L’Agenzia Italiana del Farmaco informa che in pazienti trattati con tocilizumab sono stati osservati episodi di grave danno farmaco-indotto al fegato, tra cui: insufficienza epatica acuta, epatite e ittero che in alcuni casi hanno richiesto un trapianto di fegato. La frequenza dell’epatotossicità grave è considerata rara.

  • Nei pazienti trattati con tocilizumab sono stati osservati episodi di grave danno farmaco-indotto al fegato, tra cui: insufficienza epatica acuta, epatite e ittero che in alcuni casi hanno richiesto un trapianto di fegato. La frequenza dell’epatotossicità grave è considerata rara.
  • Occorre avvisare i pazienti di rivolgersi subito a un medico qualora manifestino segni e sintomi di danno epatico.
  • Nei pazienti con indicazioni reumatologiche, i livelli di alanina aminotransferasi (ALT) e aspartato aminotransferasi (AST) devono essere monitorati ogni 4-8 settimane per i primi 6 mesi di trattamento e, successivamente, ogni 12 settimane.
  • È necessario prestare cautela nel momento in cui si valuta l’inizio del trattamento nei pazienti con livelli di ALT o AST > 1,5 volte l’ULN (limite superiore della norma). Il trattamento non è raccomandato nei pazienti con i livelli di ALT o AST >5 volte l’ULN.

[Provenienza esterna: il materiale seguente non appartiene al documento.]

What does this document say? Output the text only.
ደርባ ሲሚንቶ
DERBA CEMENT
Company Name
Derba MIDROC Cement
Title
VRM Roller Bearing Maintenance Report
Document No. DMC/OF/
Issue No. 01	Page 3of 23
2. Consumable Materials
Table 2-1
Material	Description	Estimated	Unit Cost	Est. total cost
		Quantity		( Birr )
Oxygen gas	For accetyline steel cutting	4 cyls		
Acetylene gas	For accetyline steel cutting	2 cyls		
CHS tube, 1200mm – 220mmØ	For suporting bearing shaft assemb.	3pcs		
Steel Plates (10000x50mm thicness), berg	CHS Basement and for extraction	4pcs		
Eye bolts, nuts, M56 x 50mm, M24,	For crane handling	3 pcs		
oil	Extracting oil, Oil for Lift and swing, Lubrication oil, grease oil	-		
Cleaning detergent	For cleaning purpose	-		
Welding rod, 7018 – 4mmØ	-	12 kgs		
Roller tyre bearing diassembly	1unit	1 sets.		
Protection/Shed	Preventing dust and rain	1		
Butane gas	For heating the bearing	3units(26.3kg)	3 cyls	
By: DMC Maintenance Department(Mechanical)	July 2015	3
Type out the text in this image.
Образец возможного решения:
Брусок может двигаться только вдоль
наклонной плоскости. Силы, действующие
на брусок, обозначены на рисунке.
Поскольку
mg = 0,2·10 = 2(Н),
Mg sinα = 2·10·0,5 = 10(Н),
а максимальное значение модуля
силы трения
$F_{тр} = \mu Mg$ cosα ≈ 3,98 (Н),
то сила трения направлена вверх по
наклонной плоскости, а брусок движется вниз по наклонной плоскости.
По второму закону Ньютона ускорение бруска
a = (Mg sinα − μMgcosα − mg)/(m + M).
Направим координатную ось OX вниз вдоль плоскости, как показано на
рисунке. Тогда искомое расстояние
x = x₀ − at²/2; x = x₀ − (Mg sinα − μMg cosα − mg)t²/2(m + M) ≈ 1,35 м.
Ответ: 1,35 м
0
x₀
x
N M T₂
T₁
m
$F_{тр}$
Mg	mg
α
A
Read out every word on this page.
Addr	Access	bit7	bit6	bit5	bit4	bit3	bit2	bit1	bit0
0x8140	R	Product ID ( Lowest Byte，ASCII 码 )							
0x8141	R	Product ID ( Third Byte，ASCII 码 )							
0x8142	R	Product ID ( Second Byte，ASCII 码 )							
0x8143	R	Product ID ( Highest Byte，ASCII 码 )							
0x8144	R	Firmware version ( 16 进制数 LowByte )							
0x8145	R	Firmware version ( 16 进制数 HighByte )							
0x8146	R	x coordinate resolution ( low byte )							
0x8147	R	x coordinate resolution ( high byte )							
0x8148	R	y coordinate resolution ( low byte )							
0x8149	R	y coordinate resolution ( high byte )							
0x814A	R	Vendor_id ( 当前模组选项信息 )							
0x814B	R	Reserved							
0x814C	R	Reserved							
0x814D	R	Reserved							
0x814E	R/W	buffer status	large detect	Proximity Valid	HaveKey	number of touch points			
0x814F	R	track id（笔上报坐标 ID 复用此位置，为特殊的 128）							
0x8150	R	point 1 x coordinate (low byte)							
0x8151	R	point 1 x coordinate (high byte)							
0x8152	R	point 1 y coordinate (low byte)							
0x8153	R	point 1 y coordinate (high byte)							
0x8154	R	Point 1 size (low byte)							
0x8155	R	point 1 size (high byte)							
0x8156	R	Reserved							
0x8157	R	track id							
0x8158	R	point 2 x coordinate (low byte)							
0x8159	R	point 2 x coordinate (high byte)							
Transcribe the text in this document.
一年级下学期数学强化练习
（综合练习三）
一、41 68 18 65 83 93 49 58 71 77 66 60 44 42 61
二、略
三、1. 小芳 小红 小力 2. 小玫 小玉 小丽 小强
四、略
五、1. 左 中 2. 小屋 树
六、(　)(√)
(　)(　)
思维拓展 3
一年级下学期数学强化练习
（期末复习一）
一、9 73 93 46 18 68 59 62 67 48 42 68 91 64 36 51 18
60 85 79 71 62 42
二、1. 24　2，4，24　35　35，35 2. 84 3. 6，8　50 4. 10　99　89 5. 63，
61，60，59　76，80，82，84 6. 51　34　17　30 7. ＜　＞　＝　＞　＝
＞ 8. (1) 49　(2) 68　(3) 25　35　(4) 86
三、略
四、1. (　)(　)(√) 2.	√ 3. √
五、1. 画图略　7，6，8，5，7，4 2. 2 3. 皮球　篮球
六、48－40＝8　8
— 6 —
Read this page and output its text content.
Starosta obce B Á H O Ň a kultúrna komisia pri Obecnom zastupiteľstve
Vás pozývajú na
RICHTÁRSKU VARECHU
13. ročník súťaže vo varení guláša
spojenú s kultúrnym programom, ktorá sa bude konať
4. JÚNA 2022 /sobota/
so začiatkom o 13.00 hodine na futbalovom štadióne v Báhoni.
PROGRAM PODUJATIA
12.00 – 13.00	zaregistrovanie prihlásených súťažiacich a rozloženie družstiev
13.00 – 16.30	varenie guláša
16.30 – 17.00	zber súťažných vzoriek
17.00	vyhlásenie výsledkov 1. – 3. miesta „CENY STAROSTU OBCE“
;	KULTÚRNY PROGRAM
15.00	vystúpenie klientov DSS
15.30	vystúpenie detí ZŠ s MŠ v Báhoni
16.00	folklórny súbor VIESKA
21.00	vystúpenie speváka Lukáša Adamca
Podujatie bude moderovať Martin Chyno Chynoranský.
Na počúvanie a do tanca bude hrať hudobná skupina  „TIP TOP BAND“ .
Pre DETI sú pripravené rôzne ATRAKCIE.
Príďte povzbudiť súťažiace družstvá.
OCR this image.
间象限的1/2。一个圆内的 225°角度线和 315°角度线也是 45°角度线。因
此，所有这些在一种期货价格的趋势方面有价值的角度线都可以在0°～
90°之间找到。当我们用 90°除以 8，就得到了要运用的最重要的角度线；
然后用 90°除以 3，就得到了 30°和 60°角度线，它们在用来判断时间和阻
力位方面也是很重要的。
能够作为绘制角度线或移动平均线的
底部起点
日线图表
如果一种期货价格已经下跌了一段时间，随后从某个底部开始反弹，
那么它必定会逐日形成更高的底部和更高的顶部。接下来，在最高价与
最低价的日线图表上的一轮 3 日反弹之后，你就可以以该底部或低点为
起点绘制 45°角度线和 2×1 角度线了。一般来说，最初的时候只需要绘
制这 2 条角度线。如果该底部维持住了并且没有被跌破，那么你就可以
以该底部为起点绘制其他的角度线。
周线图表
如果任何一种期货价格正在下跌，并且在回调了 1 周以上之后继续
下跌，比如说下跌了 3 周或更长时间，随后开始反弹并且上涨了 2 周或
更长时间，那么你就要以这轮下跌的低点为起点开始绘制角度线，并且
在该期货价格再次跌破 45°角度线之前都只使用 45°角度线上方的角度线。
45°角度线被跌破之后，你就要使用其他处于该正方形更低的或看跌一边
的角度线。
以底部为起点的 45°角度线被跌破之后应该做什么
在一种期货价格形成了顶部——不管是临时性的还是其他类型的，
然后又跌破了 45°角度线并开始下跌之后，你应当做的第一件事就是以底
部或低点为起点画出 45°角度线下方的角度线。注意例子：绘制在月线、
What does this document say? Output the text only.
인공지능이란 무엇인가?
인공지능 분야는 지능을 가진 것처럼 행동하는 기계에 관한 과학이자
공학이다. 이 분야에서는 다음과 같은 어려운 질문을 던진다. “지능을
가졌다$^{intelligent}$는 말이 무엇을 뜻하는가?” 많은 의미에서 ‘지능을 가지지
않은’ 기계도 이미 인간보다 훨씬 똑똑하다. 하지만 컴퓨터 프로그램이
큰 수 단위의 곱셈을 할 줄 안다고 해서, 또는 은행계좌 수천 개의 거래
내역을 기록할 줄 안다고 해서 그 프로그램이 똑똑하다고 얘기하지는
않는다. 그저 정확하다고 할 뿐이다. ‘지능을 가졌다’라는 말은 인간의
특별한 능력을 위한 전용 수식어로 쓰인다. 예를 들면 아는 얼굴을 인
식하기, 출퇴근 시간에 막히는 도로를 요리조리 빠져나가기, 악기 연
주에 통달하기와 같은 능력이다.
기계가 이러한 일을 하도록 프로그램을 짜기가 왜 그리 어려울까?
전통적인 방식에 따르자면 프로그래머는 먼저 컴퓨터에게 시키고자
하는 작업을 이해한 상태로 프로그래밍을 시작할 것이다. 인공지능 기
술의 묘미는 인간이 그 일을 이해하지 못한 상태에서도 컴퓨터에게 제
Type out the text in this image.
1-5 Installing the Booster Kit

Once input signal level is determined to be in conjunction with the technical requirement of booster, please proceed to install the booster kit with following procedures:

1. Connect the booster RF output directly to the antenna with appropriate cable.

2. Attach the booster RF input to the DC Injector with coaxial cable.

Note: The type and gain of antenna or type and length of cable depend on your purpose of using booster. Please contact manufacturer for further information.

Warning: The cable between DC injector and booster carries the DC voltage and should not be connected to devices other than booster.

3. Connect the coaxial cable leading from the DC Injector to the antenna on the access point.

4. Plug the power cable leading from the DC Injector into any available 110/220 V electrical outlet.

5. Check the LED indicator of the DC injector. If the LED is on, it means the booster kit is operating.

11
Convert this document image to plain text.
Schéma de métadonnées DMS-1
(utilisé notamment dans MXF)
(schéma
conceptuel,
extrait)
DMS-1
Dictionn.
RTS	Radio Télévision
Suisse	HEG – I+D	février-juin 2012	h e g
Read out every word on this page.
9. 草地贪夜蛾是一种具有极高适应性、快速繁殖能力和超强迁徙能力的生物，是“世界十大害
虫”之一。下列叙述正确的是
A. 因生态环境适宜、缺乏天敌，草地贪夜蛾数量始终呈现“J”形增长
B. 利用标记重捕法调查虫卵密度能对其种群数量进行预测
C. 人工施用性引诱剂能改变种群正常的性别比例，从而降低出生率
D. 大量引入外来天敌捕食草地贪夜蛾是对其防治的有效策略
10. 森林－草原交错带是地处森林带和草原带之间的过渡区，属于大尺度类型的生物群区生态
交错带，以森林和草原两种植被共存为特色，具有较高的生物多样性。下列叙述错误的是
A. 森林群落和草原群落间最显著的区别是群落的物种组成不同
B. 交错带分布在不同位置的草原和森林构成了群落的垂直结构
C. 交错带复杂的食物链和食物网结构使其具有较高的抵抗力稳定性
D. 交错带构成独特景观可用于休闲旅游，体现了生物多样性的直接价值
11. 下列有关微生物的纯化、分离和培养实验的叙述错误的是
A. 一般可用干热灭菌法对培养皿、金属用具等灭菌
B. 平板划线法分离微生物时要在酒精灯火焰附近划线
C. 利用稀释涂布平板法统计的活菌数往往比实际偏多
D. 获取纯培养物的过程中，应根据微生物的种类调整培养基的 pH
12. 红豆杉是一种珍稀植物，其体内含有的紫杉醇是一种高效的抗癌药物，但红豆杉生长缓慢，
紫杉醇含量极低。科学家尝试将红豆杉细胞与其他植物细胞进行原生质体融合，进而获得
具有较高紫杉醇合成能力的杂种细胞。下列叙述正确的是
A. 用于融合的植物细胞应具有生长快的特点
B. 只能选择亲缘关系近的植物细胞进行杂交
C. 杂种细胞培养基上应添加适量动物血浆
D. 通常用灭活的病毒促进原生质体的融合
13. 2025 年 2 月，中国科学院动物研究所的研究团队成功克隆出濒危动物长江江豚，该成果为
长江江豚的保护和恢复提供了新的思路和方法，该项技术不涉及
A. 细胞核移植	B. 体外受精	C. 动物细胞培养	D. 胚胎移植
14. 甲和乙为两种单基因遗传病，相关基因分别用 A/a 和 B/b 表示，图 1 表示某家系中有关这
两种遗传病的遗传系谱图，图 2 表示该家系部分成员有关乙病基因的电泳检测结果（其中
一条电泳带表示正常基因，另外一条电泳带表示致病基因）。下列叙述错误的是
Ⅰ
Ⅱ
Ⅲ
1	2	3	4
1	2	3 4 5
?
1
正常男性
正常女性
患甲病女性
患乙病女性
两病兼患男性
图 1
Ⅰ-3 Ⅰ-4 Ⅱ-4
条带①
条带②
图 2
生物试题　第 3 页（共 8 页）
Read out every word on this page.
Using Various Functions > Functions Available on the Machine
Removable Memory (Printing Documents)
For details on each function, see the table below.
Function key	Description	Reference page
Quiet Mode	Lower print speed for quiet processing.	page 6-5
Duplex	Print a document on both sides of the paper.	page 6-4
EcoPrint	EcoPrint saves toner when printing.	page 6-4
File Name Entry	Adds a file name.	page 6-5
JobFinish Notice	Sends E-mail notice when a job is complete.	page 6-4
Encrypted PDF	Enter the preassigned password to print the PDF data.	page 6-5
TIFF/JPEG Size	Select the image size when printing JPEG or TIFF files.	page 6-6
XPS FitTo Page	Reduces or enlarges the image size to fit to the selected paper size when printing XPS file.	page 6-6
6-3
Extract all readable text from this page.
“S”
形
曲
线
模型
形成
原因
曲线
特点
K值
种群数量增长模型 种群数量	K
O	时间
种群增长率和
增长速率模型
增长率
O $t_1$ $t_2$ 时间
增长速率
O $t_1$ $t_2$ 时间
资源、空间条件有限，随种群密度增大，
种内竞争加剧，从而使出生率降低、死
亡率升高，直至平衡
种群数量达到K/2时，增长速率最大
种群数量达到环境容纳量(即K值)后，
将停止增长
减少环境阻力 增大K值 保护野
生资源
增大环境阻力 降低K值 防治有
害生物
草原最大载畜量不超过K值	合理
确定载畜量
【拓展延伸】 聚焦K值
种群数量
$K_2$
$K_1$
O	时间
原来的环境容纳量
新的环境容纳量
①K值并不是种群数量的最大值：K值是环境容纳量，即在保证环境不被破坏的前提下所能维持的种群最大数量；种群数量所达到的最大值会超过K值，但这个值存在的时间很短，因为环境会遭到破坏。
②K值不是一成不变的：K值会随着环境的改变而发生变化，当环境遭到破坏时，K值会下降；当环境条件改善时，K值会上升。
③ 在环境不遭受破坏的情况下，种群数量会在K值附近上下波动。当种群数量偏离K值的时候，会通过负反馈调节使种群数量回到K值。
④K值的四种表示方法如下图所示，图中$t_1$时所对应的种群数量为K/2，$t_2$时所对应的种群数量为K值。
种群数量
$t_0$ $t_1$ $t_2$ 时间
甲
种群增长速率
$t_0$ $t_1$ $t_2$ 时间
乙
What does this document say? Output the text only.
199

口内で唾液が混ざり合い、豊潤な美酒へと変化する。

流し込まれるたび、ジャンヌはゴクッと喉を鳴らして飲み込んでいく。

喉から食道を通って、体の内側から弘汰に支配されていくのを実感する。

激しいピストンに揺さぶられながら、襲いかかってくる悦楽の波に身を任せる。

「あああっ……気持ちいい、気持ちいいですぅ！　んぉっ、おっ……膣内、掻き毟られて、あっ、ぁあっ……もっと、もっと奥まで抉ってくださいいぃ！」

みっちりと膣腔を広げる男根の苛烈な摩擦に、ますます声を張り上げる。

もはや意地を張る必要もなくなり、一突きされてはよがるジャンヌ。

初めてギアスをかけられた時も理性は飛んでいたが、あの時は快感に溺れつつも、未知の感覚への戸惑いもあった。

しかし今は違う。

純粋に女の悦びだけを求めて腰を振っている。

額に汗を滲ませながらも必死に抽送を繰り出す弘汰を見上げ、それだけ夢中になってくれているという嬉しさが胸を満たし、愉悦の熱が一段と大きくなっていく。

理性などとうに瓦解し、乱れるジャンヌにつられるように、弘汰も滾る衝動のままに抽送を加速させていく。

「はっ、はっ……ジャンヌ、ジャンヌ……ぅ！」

  • Nel caso in cui vengano identificate anomalie nei livelli degli enzimi epatici, potrebbero rendersi necessarie modifiche della dose di tocilizumab (riduzione della dose, sospensione o interruzione della terapia). Le modifiche raccomandate della dose rimangono invariate (consultare le raccomandazioni riportate nel Riassunto delle Caratteristiche del Prodotto approvato).